En este país (o en estos países) somos tan tontos y tan cicateros que, aparte de despreciar las buenas costumbres del vecino o del hermano, preferimos importar las barrabasadas de la gente de fuera: el fanatismo en el deporte, la intolerancia, la guerra.
Del pueblo catalán uno admira muchas cosas, aparte de su hermoso idioma, y una de ellas es esa costumbre de celebrar el día del Libro regalando un libro y una rosa.

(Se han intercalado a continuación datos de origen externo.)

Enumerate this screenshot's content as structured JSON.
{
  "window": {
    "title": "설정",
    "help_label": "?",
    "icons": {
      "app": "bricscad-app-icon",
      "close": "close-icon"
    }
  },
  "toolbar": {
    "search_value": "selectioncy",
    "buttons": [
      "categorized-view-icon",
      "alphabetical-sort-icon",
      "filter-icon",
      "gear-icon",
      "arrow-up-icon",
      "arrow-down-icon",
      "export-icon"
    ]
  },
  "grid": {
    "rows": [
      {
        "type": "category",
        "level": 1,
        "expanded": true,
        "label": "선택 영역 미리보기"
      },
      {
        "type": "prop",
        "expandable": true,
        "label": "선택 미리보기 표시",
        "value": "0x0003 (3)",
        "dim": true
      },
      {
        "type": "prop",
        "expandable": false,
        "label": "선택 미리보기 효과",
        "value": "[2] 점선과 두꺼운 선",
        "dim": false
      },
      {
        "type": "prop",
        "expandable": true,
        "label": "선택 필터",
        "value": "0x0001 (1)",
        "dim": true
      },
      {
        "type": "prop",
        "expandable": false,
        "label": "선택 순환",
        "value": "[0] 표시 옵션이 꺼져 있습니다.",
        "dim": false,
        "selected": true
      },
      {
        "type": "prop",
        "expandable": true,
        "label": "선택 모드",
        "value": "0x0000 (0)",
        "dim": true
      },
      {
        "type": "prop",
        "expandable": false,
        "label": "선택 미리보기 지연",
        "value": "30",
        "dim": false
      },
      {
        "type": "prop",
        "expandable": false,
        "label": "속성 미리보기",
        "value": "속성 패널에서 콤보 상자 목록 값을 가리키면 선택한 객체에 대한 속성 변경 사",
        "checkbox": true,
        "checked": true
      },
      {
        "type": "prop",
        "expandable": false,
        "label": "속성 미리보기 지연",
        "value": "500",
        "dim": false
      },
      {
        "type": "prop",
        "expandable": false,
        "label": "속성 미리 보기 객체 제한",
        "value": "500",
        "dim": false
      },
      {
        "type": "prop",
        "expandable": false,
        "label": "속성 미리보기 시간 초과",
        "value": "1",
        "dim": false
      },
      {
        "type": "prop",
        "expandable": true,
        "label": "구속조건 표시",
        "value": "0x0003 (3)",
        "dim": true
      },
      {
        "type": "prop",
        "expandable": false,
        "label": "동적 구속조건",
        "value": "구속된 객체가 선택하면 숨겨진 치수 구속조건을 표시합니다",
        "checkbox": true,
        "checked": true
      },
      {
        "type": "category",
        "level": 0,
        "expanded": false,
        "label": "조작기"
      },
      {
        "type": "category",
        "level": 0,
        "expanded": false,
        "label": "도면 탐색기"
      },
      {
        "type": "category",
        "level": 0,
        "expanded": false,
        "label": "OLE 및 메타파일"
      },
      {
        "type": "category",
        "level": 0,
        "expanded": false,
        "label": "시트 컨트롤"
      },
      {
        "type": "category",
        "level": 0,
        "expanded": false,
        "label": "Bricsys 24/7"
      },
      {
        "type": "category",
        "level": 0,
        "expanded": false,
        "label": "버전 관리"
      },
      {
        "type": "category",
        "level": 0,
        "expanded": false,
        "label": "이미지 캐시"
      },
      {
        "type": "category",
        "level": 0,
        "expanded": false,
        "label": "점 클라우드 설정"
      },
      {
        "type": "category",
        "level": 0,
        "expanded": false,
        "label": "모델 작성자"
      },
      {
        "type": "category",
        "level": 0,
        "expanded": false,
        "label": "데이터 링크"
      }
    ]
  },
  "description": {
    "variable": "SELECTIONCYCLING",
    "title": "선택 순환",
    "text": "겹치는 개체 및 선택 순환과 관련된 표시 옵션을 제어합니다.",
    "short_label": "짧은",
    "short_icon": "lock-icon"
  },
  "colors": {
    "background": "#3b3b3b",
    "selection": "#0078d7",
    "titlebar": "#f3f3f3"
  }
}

Con mucha paciencia, a cuentagotas, se va imitando en el resto de España, donde muchos de esos señores que se llaman libreros y que no son más que, en palabras de don Jesús Cuadrado, tenderos de libros, ni siquiera se enteran de que hoy, al menos, es tradición hacer un diez por ciento de descuento en el precio de los libros.
Yo llevaba años queriendo hacer en clase o en el cole eso que he visto hacer en la Semana Negra: el intercambio de libros. Y hoy, por fin, lo he hecho, jugando al amigo invisible: la premisa era regalar al compañero de clase que le tocara a uno en suerte un libro. Pero no un libro nuevo, sino un libro viejo, un libro leído, un libro querido. Y dedicarlo para que su nuevo dueño, cuando lo lea, si lo lee, tenga un recuerdo de su paso por este curso.
Ha sido una experiencia bonita, sencilla y entrañable. Libros de todos los gustos, malos y buenos, pero libros al fin y al cabo. Nos ha faltado la rosa, claro, pero valen lo que un cojón de pato y no es plan tirar la casa por la ventana. Otro año será.
Y es que regalar un libro es en el fondo eso, regalar una rosa, regalar una flor, regalar un beso de amistades y silencios.